Le transporteur Ziegler France mis en liquidation, 1.500 salariés touchés
Le transporteur Ziegler France et l'une de ses filiales ont été placés mardi en liquidation sans poursuite d'activité par le tribunal de commerce de Lille Métropole, une catastrophe pour leurs quelques 1.500 salariés dans le pays.
La décision du tribunal a été accueillie par des huées de salariés présents au délibéré, certains criant "sales voleurs" et "assassins".
"C'est un gâchis absolu", a réagi Jean-Louis Borie, l'avocat des salariés de Ziegler France.

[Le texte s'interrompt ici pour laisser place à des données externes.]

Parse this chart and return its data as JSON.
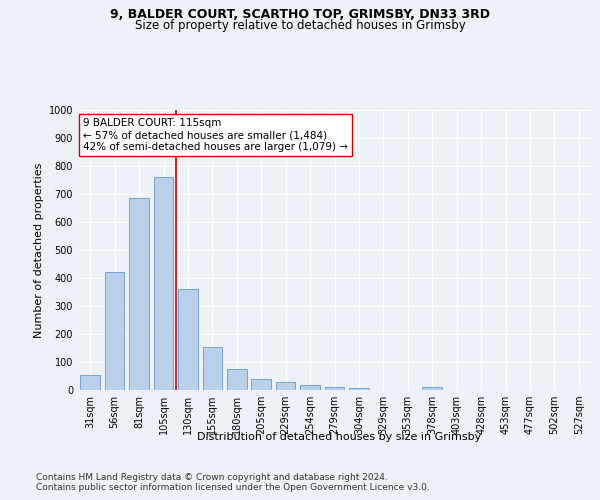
{
  "title1": "9, BALDER COURT, SCARTHO TOP, GRIMSBY, DN33 3RD",
  "title2": "Size of property relative to detached houses in Grimsby",
  "xlabel": "Distribution of detached houses by size in Grimsby",
  "ylabel": "Number of detached properties",
  "categories": [
    "31sqm",
    "56sqm",
    "81sqm",
    "105sqm",
    "130sqm",
    "155sqm",
    "180sqm",
    "205sqm",
    "229sqm",
    "254sqm",
    "279sqm",
    "304sqm",
    "329sqm",
    "353sqm",
    "378sqm",
    "403sqm",
    "428sqm",
    "453sqm",
    "477sqm",
    "502sqm",
    "527sqm"
  ],
  "values": [
    52,
    422,
    685,
    760,
    360,
    153,
    75,
    40,
    27,
    18,
    10,
    8,
    0,
    0,
    10,
    0,
    0,
    0,
    0,
    0,
    0
  ],
  "bar_color": "#b8d0ea",
  "bar_edge_color": "#6699cc",
  "vline_color": "#cc0000",
  "annotation_text": "9 BALDER COURT: 115sqm\n← 57% of detached houses are smaller (1,484)\n42% of semi-detached houses are larger (1,079) →",
  "annotation_box_facecolor": "#ffffff",
  "annotation_box_edgecolor": "#cc0000",
  "ylim": [
    0,
    1000
  ],
  "yticks": [
    0,
    100,
    200,
    300,
    400,
    500,
    600,
    700,
    800,
    900,
    1000
  ],
  "footer1": "Contains HM Land Registry data © Crown copyright and database right 2024.",
  "footer2": "Contains public sector information licensed under the Open Government Licence v3.0.",
  "bg_color": "#edf2f9",
  "title_fontsize": 9,
  "subtitle_fontsize": 8.5,
  "axis_label_fontsize": 8,
  "tick_fontsize": 7,
  "annotation_fontsize": 7.5,
  "footer_fontsize": 6.5
}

Cependant, "le débat ne porte pas sur ce qui vient de se passer aujourd'hui", mais "sur ce qui s'est passé avant: pourquoi on n'a pas déposé le bilan il y a deux ans", quand la société était déjà en cessation des paiements? s'est interrogé Me Borie.

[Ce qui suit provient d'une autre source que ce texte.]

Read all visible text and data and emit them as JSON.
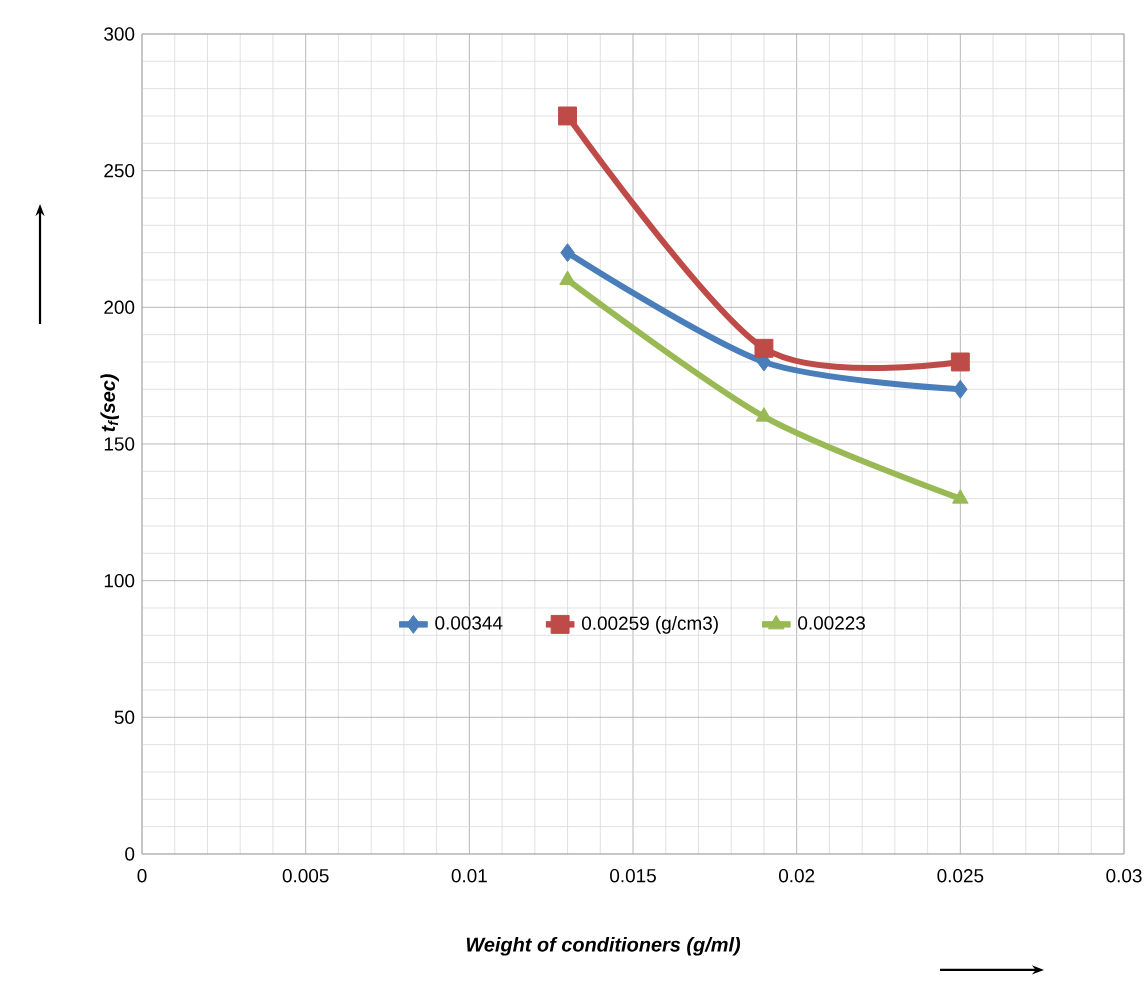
{
  "chart_data": {
    "type": "line",
    "xlabel": "Weight of conditioners (g/ml)",
    "ylabel": "t$_{f}$(sec)",
    "x": [
      0.013,
      0.019,
      0.025
    ],
    "series": [
      {
        "name": "0.00344",
        "color": "#4a7ebb",
        "marker": "diamond",
        "values": [
          220,
          180,
          170
        ]
      },
      {
        "name": "0.00259 (g/cm3)",
        "color": "#be4b48",
        "marker": "square",
        "values": [
          270,
          185,
          180
        ]
      },
      {
        "name": "0.00223",
        "color": "#98b954",
        "marker": "triangle",
        "values": [
          210,
          160,
          130
        ]
      }
    ],
    "xlim": [
      0,
      0.03
    ],
    "xticks": [
      0,
      0.005,
      0.01,
      0.015,
      0.02,
      0.025,
      0.03
    ],
    "ylim": [
      0,
      300
    ],
    "yticks": [
      0,
      50,
      100,
      150,
      200,
      250,
      300
    ],
    "grid": true,
    "legend": "center",
    "line_style": "solid"
  }
}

"Si la situation avait été prise à bras le corps bien avant, il aurait pu y avoir un plan social avec peut-être un peu de casse, mais moindre que celle qu'on va subir à l'heure actuelle", a complété David Clairet, délégué syndical central CGT de Ziegler France.
Mais avec un placement en redressement judiciaire le 2 mars et moins d'un mois pour trouver des repreneurs viables, la liquidation judiciaire était "inéluctable", selon Me Borie.
- "Comme une tornade" -
Alain Ziegler, PDG du groupe familial belge dont fait partie Ziegler France, a évoqué dans un communiqué la "baisse significative de l'activité" ou la "dégradation de la rentabilité liée à la hausse des coûts de l'énergie" pour expliquer les déboires de l'entité française. Il dit prendre "acte avec une profonde tristesse" de la liquidation.

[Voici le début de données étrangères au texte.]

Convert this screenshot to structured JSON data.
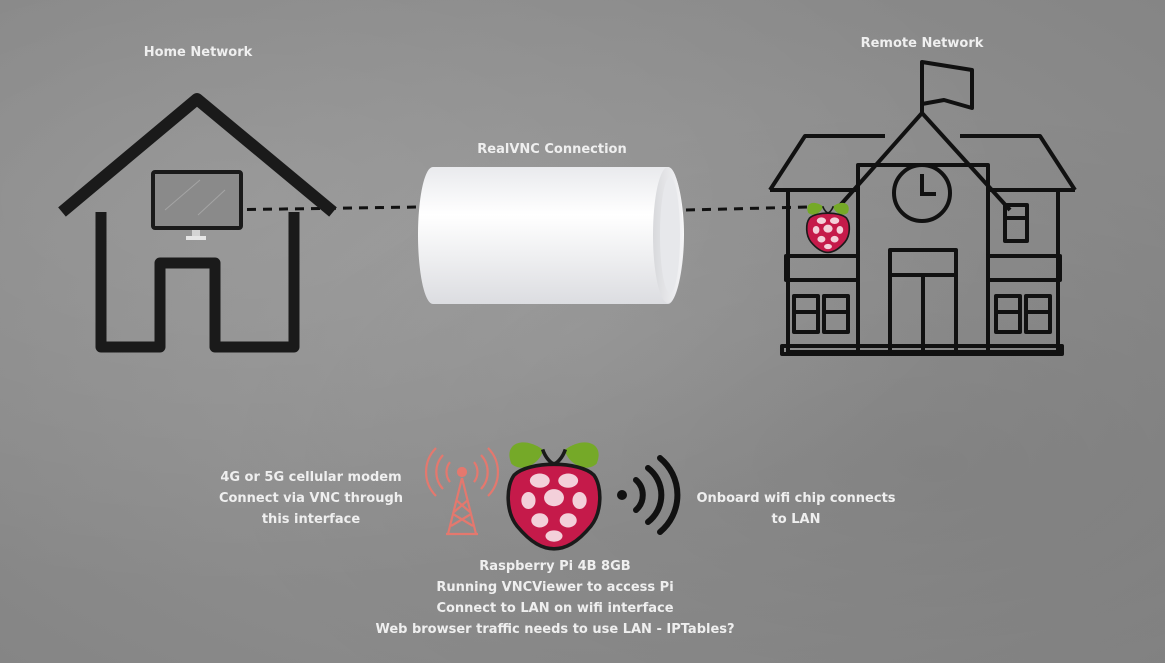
{
  "diagram": {
    "home_title": "Home Network",
    "remote_title": "Remote Network",
    "connection_title": "RealVNC Connection",
    "modem_lines": [
      "4G or 5G cellular modem",
      "Connect via VNC through",
      "this interface"
    ],
    "wifi_lines": [
      "Onboard wifi chip connects",
      "to LAN"
    ],
    "pi_lines": [
      "Raspberry Pi 4B 8GB",
      "Running VNCViewer to access Pi",
      "Connect to LAN on wifi interface",
      "Web browser traffic needs to use LAN - IPTables?"
    ]
  },
  "colors": {
    "background": "#8f8f8f",
    "text": "#efefef",
    "line": "#111111",
    "tower": "#e4786e",
    "raspberry": "#c51a4a",
    "leaf": "#75a928",
    "tunnel": "#f2f3f5"
  },
  "icons": [
    "house-icon",
    "monitor-icon",
    "school-building-icon",
    "flag-icon",
    "clock-icon",
    "tunnel-icon",
    "cell-tower-icon",
    "raspberry-pi-logo-icon",
    "wifi-signal-icon"
  ]
}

Amandine Damay, une salariée de Satra, filiale de Ziegler France également placée en liquidation judiciaire mardi et basée dans les Hauts-de-France, était en pleurs à la sortie de l'audience.
"Ça veut dire que c'est fini et que les portes se ferment dès ce soir (...). On s'y attendait, mais on ne voulait pas forcément y croire", a-t-elle déclaré à l'AFP.
"C'est arrivé comme une tornade (...) Du jour au lendemain on n'a plus de travail" a commenté Xavier, salarié au sein de Ziegler France depuis huit ans, se disant "en colère" contre "un patron qui s'en fout d'[eux]" et qui "[les] a laissé couler".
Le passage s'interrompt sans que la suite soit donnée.